Shropshire Star

Bulldog Boris set loose to bite Jezza

Crumbs. The Tories must be getting desperate. They rolled out Boris.

Published

For much of the campaign Boris Johnson has been the dog that didn't bark.

There will have been one of two reasons for this. The first might be that they have been saving him up, heavy artillery to let loose in the final stages to make a decisive difference in the Tories' favour.

The other possibility to explain his relatively low profile is that he is indeed considered to be heavy artillery, but definitely not to be let loose - being a loose cannon who might say the wrong thing.

As if!

With the terrorist attack in London being used unashamedly by Labour to make political points about police numbers, Boris' brief was obviously to bash Jeremy Corbyn for saying one thing in the wake of the attack while having a history of doing another, that is, consistently voting against anti-terror legislation.

He might also have asked, but didn't, how Mr Corbyn's preferred anti-terror policy of "talking" to people (e.g. the IRA, Hamas, Hezbollah, etc) would have worked when applied to the trio committing Saturday night's massacre.

Meanwhile Diane Abbott pulled out of an interview with the BBC at the last minute, to be replaced by Shadow Foreign Secretary Emily Thornberry. This is a political stand-in manoeuvre which will in future be called "doing a Theresa May."

The reason given was that Diane was unwell. There are unkind folk who wonder whether she was unwell, or in fact "unwell", in the light of rumours that Labour's top brass are trying to keep her out of the limelight. You don't need a long memory to recall that she missed the Article 50 vote because of a last-minute migraine (or "migraine.")

However, when I saw her on Sky in a rare interview she struck me as a lady under pressure, so if she is genuinely unwell, let me be the first to apologise for myself.

Ukip's Paul Nuttall is a man who a lot of his critics think is not quite right, rather than being actually unwell, and gave a speech saying he would consider introducing internment of suspects.

This would involve locking people up for what they might do, rather than for what they have done.
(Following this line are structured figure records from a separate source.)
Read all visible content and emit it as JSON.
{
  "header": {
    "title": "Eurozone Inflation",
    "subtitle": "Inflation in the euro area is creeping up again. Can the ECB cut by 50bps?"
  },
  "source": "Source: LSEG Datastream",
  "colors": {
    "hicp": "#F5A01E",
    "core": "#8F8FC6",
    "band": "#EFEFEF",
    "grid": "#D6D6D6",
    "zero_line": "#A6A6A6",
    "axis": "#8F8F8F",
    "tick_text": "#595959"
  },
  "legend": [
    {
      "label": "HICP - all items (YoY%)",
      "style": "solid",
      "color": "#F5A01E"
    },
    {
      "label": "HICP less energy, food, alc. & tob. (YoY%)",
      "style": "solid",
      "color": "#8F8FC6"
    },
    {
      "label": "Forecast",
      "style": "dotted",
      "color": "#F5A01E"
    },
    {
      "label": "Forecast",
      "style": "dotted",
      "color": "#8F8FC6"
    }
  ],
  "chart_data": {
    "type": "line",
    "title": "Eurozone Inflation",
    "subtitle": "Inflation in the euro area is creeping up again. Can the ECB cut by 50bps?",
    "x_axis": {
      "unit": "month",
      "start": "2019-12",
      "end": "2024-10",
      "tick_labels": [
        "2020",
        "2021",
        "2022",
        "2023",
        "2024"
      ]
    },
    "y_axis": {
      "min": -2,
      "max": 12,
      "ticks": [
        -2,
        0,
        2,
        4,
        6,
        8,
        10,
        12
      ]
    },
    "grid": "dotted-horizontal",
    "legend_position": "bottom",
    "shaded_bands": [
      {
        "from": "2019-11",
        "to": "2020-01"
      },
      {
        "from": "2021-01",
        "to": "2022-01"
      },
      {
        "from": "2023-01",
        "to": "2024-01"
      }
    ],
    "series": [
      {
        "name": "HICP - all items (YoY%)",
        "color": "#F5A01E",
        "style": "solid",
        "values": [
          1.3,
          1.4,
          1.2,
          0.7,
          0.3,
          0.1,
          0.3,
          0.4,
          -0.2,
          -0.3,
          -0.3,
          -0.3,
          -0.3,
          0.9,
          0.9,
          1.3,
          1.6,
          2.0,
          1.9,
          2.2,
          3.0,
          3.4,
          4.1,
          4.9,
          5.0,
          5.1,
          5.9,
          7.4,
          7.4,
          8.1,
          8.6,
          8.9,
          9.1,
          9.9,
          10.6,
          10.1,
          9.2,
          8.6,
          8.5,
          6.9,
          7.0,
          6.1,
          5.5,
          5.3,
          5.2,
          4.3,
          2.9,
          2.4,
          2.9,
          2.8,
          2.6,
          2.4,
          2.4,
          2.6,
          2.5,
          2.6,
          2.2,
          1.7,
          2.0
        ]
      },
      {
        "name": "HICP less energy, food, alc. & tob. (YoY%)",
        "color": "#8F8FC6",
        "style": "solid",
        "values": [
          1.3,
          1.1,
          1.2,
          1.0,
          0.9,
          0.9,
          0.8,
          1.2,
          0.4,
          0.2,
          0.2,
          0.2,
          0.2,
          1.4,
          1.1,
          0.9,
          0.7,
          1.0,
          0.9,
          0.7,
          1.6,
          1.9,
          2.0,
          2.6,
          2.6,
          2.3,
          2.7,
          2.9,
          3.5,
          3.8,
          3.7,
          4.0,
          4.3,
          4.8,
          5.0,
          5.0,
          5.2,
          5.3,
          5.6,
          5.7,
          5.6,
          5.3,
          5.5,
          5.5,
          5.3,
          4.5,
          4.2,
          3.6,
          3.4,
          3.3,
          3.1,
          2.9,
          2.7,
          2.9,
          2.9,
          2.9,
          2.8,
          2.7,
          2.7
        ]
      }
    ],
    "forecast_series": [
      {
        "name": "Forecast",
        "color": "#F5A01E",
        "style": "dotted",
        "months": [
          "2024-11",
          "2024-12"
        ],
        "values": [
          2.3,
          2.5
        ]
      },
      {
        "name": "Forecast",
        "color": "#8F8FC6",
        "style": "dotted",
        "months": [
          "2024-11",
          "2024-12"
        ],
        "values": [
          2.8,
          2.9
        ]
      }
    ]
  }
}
Mrs May was busy playing the well-thumbed Brexit card, which she thinks is an ace. Nick Clegg, the Lib Dems' Brexit spokesman - a fib if ever there was one as the Lib Dems do not believe in Brexit - took a pop about the disastrous consequences for us all.

"Last week it was reported that the average price of a bottle of wine has hit its highest price ever," he warned gloomily.

To which, in the spirit of Marie Antoinette, the appropriate retort might be: "Then why don't they drink British beer?"